Bu rakamın 4.5-5 milyon olduğu söyleniyor. Türkiye’nin nüfusu 85 milyon civarındadır. Basit bir hesapla bu oran yaklaşık % 6 olur. Üstelik bunların tümü vatandaş da yapılmamıştır.
Buna rağmen Türkiye halkı Suriyeli göçmenlerden rahatsız oldu. Zaman zaman mahallelerde ciddi olaylar çıktı. Bu rahatsızlık hala sürüyor.
Bu arada Afganistan’da Taliban’ın yeniden iktidarı ele geçirmesinin ardından başlayan göç dalgası da Türkiye halkını rahatsız etti. Bundan dolayı muhalefet iktidarı suçlarken, iktidar da gerekli önlemleri aldığını ve göç dalgasının Türkiye coğrafyasına ulaşmaması için elinden geleni yapmakta olduğunu açıkladı.
Üstelik tahmin gelecek Afgan göçmenler de toplam 1-1.5 milyon kişi idi. Yani Türkiye nüfusunun binde 11 oranındadır.
KKTC’de vatandaşlık dağıtımı derhal durdurulmalıdır.
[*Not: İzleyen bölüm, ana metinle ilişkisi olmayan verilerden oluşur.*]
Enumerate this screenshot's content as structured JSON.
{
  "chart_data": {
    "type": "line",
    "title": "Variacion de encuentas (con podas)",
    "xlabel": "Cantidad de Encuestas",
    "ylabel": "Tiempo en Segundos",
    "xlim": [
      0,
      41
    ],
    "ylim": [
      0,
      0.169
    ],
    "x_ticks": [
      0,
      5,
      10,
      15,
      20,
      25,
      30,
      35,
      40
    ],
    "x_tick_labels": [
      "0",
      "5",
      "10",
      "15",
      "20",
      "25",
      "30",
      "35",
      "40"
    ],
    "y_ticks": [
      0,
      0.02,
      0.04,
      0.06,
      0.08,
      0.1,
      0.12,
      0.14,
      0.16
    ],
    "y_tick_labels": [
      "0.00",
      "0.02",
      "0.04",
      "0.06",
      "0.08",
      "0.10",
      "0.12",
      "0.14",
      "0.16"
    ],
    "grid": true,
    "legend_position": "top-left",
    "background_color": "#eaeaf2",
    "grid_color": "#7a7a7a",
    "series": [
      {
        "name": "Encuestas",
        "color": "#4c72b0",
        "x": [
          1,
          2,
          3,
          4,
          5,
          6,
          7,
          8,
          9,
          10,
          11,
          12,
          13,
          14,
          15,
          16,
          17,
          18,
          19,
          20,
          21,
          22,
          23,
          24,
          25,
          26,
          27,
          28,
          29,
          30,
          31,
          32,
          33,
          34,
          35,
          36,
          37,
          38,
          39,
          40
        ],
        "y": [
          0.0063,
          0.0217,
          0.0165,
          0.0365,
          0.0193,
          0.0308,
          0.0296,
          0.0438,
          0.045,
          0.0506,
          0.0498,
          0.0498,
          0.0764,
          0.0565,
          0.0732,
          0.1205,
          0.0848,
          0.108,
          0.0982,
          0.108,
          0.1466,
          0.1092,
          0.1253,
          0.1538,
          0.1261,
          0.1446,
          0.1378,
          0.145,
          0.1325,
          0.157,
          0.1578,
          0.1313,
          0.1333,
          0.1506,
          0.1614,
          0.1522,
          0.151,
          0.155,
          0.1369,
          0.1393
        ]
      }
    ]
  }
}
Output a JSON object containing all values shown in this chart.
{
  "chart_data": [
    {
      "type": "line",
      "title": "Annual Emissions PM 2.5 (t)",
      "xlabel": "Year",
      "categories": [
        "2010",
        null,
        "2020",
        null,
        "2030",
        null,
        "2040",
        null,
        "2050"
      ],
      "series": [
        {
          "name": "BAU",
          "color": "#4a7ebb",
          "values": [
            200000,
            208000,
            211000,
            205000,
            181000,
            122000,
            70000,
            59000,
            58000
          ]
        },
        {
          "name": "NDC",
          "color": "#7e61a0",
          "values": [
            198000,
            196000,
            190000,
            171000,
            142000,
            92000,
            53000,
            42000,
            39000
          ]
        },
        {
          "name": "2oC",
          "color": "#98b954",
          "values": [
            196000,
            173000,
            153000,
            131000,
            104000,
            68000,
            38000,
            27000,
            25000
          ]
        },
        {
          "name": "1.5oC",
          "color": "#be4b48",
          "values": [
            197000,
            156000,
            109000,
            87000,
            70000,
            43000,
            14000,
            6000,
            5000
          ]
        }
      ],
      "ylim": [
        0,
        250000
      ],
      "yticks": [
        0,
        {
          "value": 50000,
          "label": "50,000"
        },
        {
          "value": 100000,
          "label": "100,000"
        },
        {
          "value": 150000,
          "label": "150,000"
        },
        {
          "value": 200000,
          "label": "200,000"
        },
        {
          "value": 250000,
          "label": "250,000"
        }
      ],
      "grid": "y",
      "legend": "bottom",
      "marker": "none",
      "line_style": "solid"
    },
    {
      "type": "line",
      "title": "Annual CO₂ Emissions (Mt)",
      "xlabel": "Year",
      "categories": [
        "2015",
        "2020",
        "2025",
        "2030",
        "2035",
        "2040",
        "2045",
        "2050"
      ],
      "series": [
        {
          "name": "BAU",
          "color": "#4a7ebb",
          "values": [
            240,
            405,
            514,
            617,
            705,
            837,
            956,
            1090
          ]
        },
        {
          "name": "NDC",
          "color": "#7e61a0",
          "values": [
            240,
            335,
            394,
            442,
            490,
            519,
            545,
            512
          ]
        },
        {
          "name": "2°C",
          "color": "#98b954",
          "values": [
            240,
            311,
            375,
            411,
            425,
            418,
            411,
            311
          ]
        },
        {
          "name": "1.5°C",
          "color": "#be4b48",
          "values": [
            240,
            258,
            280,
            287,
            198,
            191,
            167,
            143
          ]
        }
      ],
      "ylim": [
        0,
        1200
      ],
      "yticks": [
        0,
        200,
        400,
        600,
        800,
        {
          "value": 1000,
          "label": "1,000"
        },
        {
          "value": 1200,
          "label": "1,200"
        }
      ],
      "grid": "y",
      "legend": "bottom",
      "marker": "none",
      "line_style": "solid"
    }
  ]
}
Bunun yerine buraya çalışmaya, ya da yerleşmeye gelecek yabancı uyruklu kişilere kolaylık sağlamak amacıyla belli bir süre yaşadıktan sonra yeni bir kimlik verilmelidir.Kişi bu kimlikle ülkede serbestçe ikamet edebilmeli, çalışabilmeli, iş kurabilmeli, mal alabilmelidir.
Bu yeni kimlik alanlar sadece seçme ve seçilme hakkı alamamalıdır. Bu Kıbrıslı Türklerin iradesinin sulandırılmasını öneleyecek tek çaredir. Zaten ben vatandaşlık talep eden kişilerle yaptığım sohbetlerde asıl amaçlarının yukarıda saydığım hakları kullanabilmelerdir.
Böylece hem hükümetler üzerindeki vatandaşlık baskısı kalkacak, hem de gerçek irade ortaya çıkaracaktır.
Olası bir referandumda bu çok önemlidir. Şimdiden konuşulmalı, tartışılmalı ve önlem alınmalıdır. Hele bir de Kıbrıs’ın kuzeyinin Türkiye’ye bağlanması için bir referandum yaptırılırsa bu şartlarda nasıl bir sonuç çıkar bilemeyiz. Unutmayın yarın çok geç olabilir.